This thesis integrates nonlinear-manifold and interpolatory projection model reduction with domain decomposition (DD) to reduce the offline costs of training reduced-order models (ROMs). In the neural network-based nonlinear-manifold ROM (NM-ROM) setting, the number of parameters requiring training scales with the full-order model (FOM) size. By applying DD, subdomain NM-ROMs can be trained in parallel with significantly fewer parameters compared to a global NM-ROM, resulting in less computationally expensive training. The DD NM-ROM approach algebraically decomposes a fully discretized FOM into algebraic subdomains, computes an NM-ROM for each subdomain, and minimizes the residual for each subdomain ROM while coupling them via compatibility constraints. This thesis begins with the steady-state setting, providing the algebraic DD formulation, developing the subdomain NM-ROM approach, detailing a Lagrange-Gauss-Newton sequential quadratic programming solver to evaluate the DD NM-ROM, and providing an a posteriori error analysis. The time-dependent extension is developed analogously to the steady-state case. The DD NM-ROM approach is compared with a closely related DD Proper Orthogonal Decomposition approach using the 2D Burgers' equation as a benchmark example for both the steady and unsteady cases.
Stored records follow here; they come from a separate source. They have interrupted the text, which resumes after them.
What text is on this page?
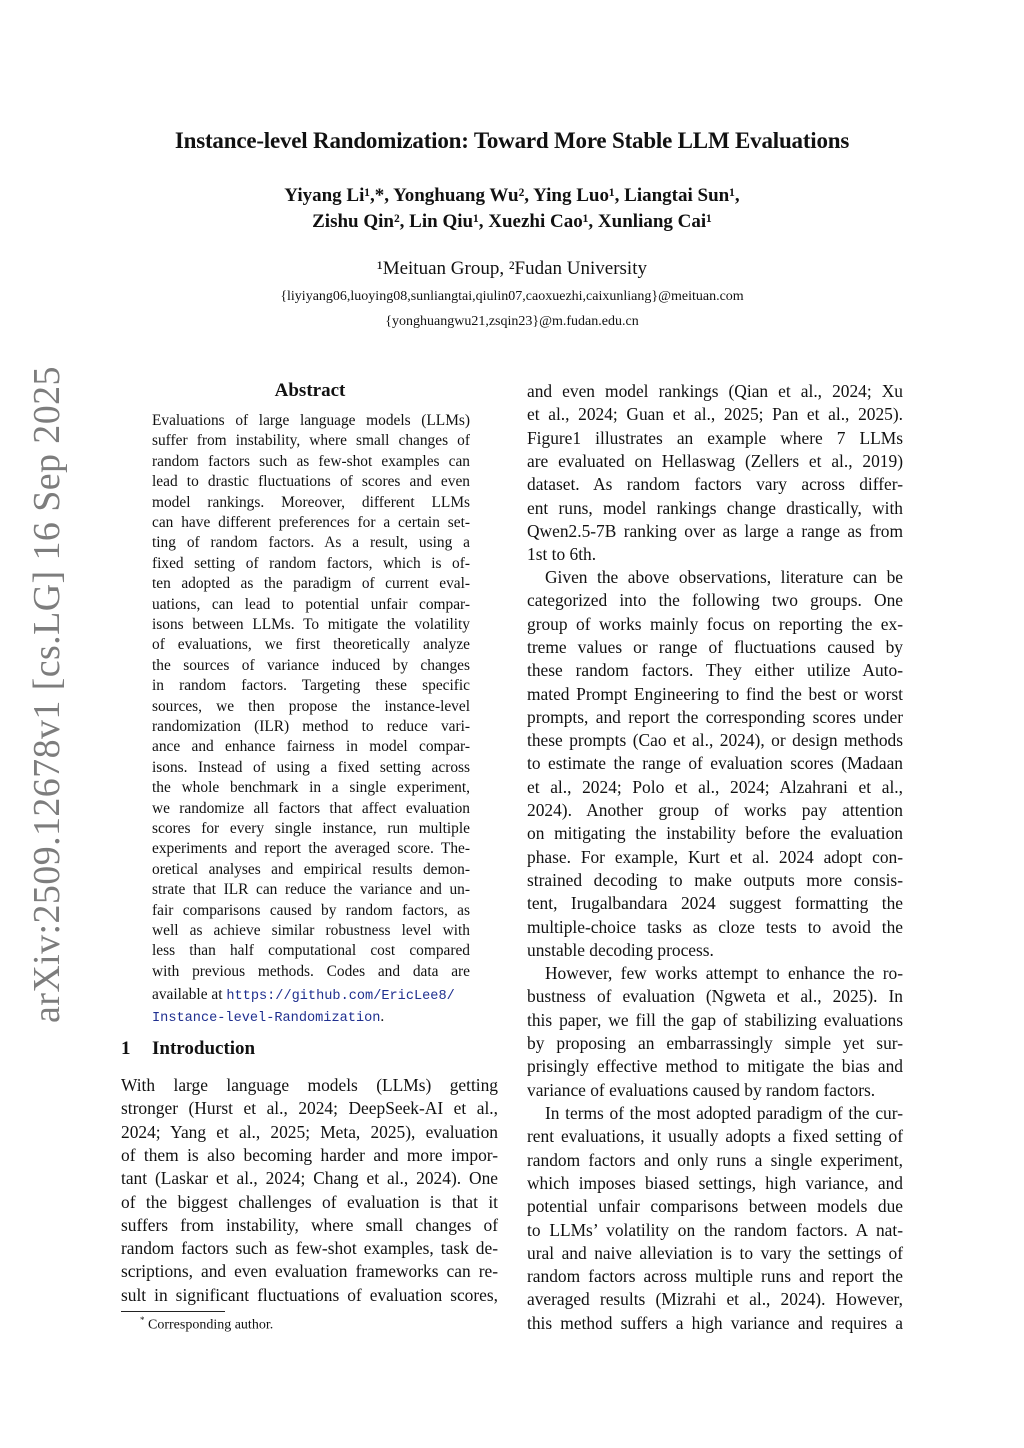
arXiv:2509.12678v1 [cs.LG] 16 Sep 2025
Instance-level Randomization: Toward More Stable LLM Evaluations
Yiyang Li¹,*, Yonghuang Wu², Ying Luo¹, Liangtai Sun¹,
Zishu Qin², Lin Qiu¹, Xuezhi Cao¹, Xunliang Cai¹
¹Meituan Group, ²Fudan University
{liyiyang06,luoying08,sunliangtai,qiulin07,caoxuezhi,caixunliang}@meituan.com
{yonghuangwu21,zsqin23}@m.fudan.edu.cn
Abstract
Evaluations of large language models (LLMs)
suffer from instability, where small changes of
random factors such as few-shot examples can
lead to drastic fluctuations of scores and even
model rankings. Moreover, different LLMs
can have different preferences for a certain set-
ting of random factors. As a result, using a
fixed setting of random factors, which is of-
ten adopted as the paradigm of current eval-
uations, can lead to potential unfair compar-
isons between LLMs. To mitigate the volatility
of evaluations, we first theoretically analyze
the sources of variance induced by changes
in random factors. Targeting these specific
sources, we then propose the instance-level
randomization (ILR) method to reduce vari-
ance and enhance fairness in model compar-
isons. Instead of using a fixed setting across
the whole benchmark in a single experiment,
we randomize all factors that affect evaluation
scores for every single instance, run multiple
experiments and report the averaged score. The-
oretical analyses and empirical results demon-
strate that ILR can reduce the variance and un-
fair comparisons caused by random factors, as
well as achieve similar robustness level with
less than half computational cost compared
with previous methods. Codes and data are
available at https://github.com/EricLee8/
Instance-level-Randomization.
1 Introduction
With large language models (LLMs) getting
stronger (Hurst et al., 2024; DeepSeek-AI et al.,
2024; Yang et al., 2025; Meta, 2025), evaluation
of them is also becoming harder and more impor-
tant (Laskar et al., 2024; Chang et al., 2024). One
of the biggest challenges of evaluation is that it
suffers from instability, where small changes of
random factors such as few-shot examples, task de-
scriptions, and even evaluation frameworks can re-
sult in significant fluctuations of evaluation scores,
* Corresponding author.
and even model rankings (Qian et al., 2024; Xu
et al., 2024; Guan et al., 2025; Pan et al., 2025).
Figure1 illustrates an example where 7 LLMs
are evaluated on Hellaswag (Zellers et al., 2019)
dataset. As random factors vary across differ-
ent runs, model rankings change drastically, with
Qwen2.5-7B ranking over as large a range as from
1st to 6th.
Given the above observations, literature can be
categorized into the following two groups. One
group of works mainly focus on reporting the ex-
treme values or range of fluctuations caused by
these random factors. They either utilize Auto-
mated Prompt Engineering to find the best or worst
prompts, and report the corresponding scores under
these prompts (Cao et al., 2024), or design methods
to estimate the range of evaluation scores (Madaan
et al., 2024; Polo et al., 2024; Alzahrani et al.,
2024). Another group of works pay attention
on mitigating the instability before the evaluation
phase. For example, Kurt et al. 2024 adopt con-
strained decoding to make outputs more consis-
tent, Irugalbandara 2024 suggest formatting the
multiple-choice tasks as cloze tests to avoid the
unstable decoding process.
However, few works attempt to enhance the ro-
bustness of evaluation (Ngweta et al., 2025). In
this paper, we fill the gap of stabilizing evaluations
by proposing an embarrassingly simple yet sur-
prisingly effective method to mitigate the bias and
variance of evaluations caused by random factors.
In terms of the most adopted paradigm of the cur-
rent evaluations, it usually adopts a fixed setting of
random factors and only runs a single experiment,
which imposes biased settings, high variance, and
potential unfair comparisons between models due
to LLMs’ volatility on the random factors. A nat-
ural and naive alleviation is to vary the settings of
random factors across multiple runs and report the
averaged results (Mizrahi et al., 2024). However,
this method suffers a high variance and requires a
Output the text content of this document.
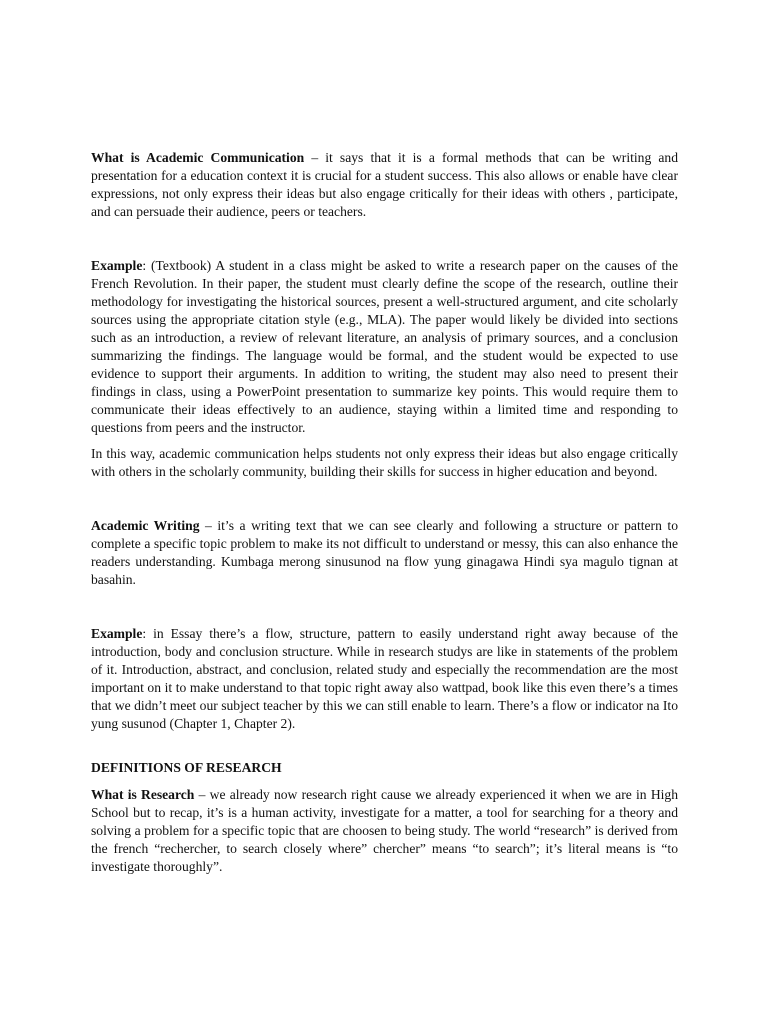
What is Academic Communication – it says that it is a formal methods that can be writing and presentation for a education context it is crucial for a student success. This also allows or enable have clear expressions, not only express their ideas but also engage critically for their ideas with others , participate, and can persuade their audience, peers or teachers.

Example: (Textbook) A student in a class might be asked to write a research paper on the causes of the French Revolution. In their paper, the student must clearly define the scope of the research, outline their methodology for investigating the historical sources, present a well-structured argument, and cite scholarly sources using the appropriate citation style (e.g., MLA). The paper would likely be divided into sections such as an introduction, a review of relevant literature, an analysis of primary sources, and a conclusion summarizing the findings. The language would be formal, and the student would be expected to use evidence to support their arguments. In addition to writing, the student may also need to present their findings in class, using a PowerPoint presentation to summarize key points. This would require them to communicate their ideas effectively to an audience, staying within a limited time and responding to questions from peers and the instructor.

In this way, academic communication helps students not only express their ideas but also engage critically with others in the scholarly community, building their skills for success in higher education and beyond.

Academic Writing – it’s a writing text that we can see clearly and following a structure or pattern to complete a specific topic problem to make its not difficult to understand or messy, this can also enhance the readers understanding. Kumbaga merong sinusunod na flow yung ginagawa Hindi sya magulo tignan at basahin.

Example: in Essay there’s a flow, structure, pattern to easily understand right away because of the introduction, body and conclusion structure. While in research studys are like in statements of the problem of it. Introduction, abstract, and conclusion, related study and especially the recommendation are the most important on it to make understand to that topic right away also wattpad, book like this even there’s a times that we didn’t meet our subject teacher by this we can still enable to learn. There’s a flow or indicator na Ito yung susunod (Chapter 1, Chapter 2).

DEFINITIONS OF RESEARCH

What is Research – we already now research right cause we already experienced it when we are in High School but to recap, it’s is a human activity, investigate for a matter, a tool for searching for a theory and solving a problem for a specific topic that are choosen to being study. The world “research” is derived from the french “rechercher, to search closely where” chercher” means “to search”; it’s literal means is “to investigate thoroughly”.
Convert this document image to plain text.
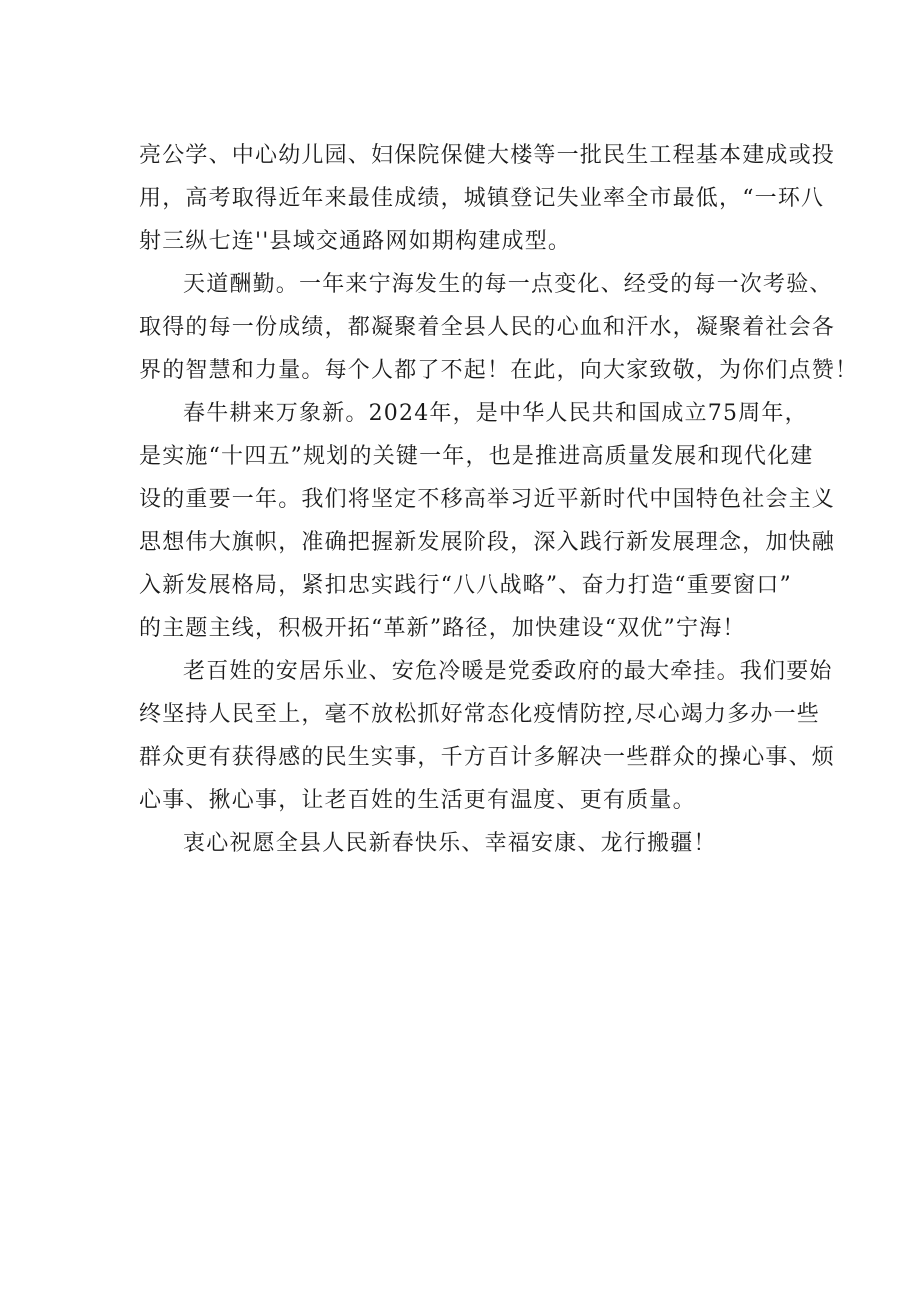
亮公学、中心幼儿园、妇保院保健大楼等一批民生工程基本建成或投
用，高考取得近年来最佳成绩，城镇登记失业率全市最低，“一环八
射三纵七连''县域交通路网如期构建成型。
天道酬勤。一年来宁海发生的每一点变化、经受的每一次考验、
取得的每一份成绩，都凝聚着全县人民的心血和汗水，凝聚着社会各
界的智慧和力量。每个人都了不起！在此，向大家致敬，为你们点赞！
春牛耕来万象新。2024年，是中华人民共和国成立75周年，
是实施“十四五”规划的关键一年，也是推进高质量发展和现代化建
设的重要一年。我们将坚定不移高举习近平新时代中国特色社会主义
思想伟大旗帜，准确把握新发展阶段，深入践行新发展理念，加快融
入新发展格局，紧扣忠实践行“八八战略”、奋力打造“重要窗口”
的主题主线，积极开拓“革新”路径，加快建设“双优”宁海！
老百姓的安居乐业、安危冷暖是党委政府的最大牵挂。我们要始
终坚持人民至上，毫不放松抓好常态化疫情防控,尽心竭力多办一些
群众更有获得感的民生实事，千方百计多解决一些群众的操心事、烦
心事、揪心事，让老百姓的生活更有温度、更有质量。
衷心祝愿全县人民新春快乐、幸福安康、龙行搬疆！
The DD NM-ROM approach is constructed to approximate the FOM solution on each subdomain. Alternatively, one can apply ROM approaches that approximate the input-to-output map of a FOM, e.g., through interpolatory projection. For interpolatory ROMs, ROM training involves several evaluations of the resolvent of a dynamical system per interpolation point, thus requiring repeated, computationally expensive inversions of very large matrices. Applying DD lets one compute interpolatory ROMs for each subdomain in parallel, which only requires evaluating resolvents at the subdomain level, thus decreasing the ROM training cost. However, in the DD approach, the transmission conditions between subdomains introduce additional input-to-output maps that must be approximated. Additionally, applying an algebraic DD to a quadratic-bilinear (QB) system results in subdomain QB systems with bilinear outputs. This thesis provides a framework for computing interpolatory ROMs in the more general case of QB systems with QB outputs, and provides initial theoretical results for using interpolatory ROMs in the DD context.